President Obama came out swinging and took his Republican presidential rivals to task on Tuesday for talking “casually” about going to war with Iran.
“What is said on the campaign trail — those folks don’t have a lot of responsibilities,” Obama told reporters on Tuesday. “They are not commander in chief. When I see the casualness with which those folks talk about war, I am reminded of the costs involved in war.”
“When we have [made decisions to go to war] in the past, when we haven’t thought it through, and it gets caught up in politics, we make mistakes,” Obama said. “And it’s not usually the people popping off who pay the price. It’s these incredible men and women in uniform who pay the price.”
Speaking hours after GOP candidates put his Iran policy in the crosshairs at the American Israel Public Affairs Committee, Obama said, “Those who are suggesting or proposing or beating the drums of war should explain clearly to the American people what they think the costs and benefits would be.”
“It’s also not just a question of interests to Israel if Israel acts prematurely,” he said. “Any time we consider military action — the American people understand — there’s going to be a price to pay. Sometimes it’s necessary.
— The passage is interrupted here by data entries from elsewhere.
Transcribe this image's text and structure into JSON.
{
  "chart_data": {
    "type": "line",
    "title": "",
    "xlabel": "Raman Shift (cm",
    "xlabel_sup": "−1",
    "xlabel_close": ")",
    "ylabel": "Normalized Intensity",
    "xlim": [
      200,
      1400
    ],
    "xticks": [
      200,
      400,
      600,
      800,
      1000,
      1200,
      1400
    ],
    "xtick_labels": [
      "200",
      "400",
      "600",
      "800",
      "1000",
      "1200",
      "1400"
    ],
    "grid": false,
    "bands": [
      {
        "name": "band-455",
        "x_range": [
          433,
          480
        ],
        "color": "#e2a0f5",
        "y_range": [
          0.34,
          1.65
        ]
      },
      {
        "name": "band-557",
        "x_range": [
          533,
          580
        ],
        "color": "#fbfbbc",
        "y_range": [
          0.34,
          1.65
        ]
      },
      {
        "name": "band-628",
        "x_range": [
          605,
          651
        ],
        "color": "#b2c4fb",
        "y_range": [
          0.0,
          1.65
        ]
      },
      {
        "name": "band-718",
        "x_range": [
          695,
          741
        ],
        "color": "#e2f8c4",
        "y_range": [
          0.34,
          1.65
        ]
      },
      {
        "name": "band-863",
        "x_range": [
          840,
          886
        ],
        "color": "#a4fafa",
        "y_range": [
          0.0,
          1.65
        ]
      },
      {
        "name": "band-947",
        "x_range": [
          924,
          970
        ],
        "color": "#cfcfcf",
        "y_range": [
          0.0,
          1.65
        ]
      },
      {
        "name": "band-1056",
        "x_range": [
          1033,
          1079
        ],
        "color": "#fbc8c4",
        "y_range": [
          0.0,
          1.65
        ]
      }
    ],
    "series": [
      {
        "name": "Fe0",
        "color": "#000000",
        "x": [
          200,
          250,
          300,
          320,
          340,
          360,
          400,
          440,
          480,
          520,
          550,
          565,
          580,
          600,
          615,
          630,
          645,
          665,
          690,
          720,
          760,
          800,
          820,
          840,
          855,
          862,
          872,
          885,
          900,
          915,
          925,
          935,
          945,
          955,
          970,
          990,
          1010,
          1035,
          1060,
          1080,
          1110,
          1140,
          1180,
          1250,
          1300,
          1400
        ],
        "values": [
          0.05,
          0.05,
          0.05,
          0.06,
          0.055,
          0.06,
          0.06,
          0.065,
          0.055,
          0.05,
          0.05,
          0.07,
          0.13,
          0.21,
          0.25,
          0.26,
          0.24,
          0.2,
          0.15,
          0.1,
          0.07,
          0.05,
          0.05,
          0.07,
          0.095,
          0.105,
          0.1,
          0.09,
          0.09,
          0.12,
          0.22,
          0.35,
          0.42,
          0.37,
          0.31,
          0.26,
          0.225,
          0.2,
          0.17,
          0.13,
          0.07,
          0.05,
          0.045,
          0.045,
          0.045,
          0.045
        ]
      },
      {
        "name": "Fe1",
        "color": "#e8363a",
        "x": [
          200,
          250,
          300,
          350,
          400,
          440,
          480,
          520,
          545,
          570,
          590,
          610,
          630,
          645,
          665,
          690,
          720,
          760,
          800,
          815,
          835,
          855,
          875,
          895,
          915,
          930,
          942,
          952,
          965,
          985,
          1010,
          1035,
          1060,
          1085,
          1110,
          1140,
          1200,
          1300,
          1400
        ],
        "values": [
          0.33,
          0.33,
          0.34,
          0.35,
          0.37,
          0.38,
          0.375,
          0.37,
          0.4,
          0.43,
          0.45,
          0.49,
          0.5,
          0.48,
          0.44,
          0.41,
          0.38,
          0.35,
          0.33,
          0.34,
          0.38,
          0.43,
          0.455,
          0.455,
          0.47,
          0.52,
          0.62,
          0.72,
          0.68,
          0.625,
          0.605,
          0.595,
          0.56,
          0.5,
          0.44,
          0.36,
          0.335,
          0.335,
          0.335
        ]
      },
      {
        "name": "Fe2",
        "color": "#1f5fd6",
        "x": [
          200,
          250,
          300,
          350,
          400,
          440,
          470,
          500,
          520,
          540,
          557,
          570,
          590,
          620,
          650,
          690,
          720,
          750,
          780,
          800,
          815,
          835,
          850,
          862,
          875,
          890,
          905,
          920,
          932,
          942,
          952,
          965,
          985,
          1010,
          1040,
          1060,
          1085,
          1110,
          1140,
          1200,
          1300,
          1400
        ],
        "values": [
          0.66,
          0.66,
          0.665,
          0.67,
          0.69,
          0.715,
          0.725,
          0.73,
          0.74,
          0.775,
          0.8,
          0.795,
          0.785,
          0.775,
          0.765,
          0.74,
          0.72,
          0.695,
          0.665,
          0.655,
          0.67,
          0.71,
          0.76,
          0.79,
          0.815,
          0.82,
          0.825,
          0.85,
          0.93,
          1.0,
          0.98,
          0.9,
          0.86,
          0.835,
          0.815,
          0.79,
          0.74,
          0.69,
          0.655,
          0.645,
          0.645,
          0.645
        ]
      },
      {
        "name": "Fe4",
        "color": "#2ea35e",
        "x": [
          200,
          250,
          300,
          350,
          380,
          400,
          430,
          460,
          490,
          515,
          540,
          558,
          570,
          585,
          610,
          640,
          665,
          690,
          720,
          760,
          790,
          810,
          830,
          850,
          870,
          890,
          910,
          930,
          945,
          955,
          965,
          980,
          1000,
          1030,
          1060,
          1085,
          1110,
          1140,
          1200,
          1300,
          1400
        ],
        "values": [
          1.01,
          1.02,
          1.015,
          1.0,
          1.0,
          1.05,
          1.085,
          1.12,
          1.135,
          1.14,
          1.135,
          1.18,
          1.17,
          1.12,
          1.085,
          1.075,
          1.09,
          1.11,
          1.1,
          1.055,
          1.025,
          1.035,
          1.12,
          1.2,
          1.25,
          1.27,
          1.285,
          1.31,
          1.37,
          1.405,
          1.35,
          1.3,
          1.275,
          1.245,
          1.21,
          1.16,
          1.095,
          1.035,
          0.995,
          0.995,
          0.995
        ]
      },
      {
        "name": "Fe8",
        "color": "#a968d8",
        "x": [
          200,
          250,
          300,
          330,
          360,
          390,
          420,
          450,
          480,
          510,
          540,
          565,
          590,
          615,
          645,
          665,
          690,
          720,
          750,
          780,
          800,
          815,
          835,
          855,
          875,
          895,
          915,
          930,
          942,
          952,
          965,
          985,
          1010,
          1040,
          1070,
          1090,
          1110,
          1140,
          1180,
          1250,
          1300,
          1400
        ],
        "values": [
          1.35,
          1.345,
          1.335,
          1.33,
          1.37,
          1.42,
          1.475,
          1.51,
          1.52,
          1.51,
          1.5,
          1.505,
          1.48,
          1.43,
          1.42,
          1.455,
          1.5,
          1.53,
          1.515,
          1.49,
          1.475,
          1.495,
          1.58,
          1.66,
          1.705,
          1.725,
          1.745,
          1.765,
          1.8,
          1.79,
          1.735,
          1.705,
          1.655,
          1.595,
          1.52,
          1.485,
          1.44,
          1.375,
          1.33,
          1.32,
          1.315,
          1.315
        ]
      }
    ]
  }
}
But we don’t do it casually.”
Analysts say Obama’s first White House news conference since October was aimed at ensuring he was not eclipsed by the GOP on Iran as the Democratic National Committee worries over Obama's poor Israel record and the Jewish vote.
Jewish voters are traditionally strongly pro-Israel and, while only constituting a small percentage of America's popular vote, are concentrated in key electoral states where previous elections have been contested, or won by mere thousands of votes.
The president's other press conference topics — immigration, women’s health, and housing — were eclipsed by by questions over his management of Israel, Iran, and the daunting prospect of a Middle East war.
The press conference followed Obama's weekend address to AIPAC, and an Oval Office meeting Monday with Israeli Prime Minister Benjamin Netanyahu, who asserted Israel's sovereign right to self defense in the face of Obama's attempts to dissuade an Israeli attack.
Obama's comments on Iran likely underscored his own concerns that an Israeli strike on Iran could trigger a chain of events in the Middle East that could cost him his bid for reelection.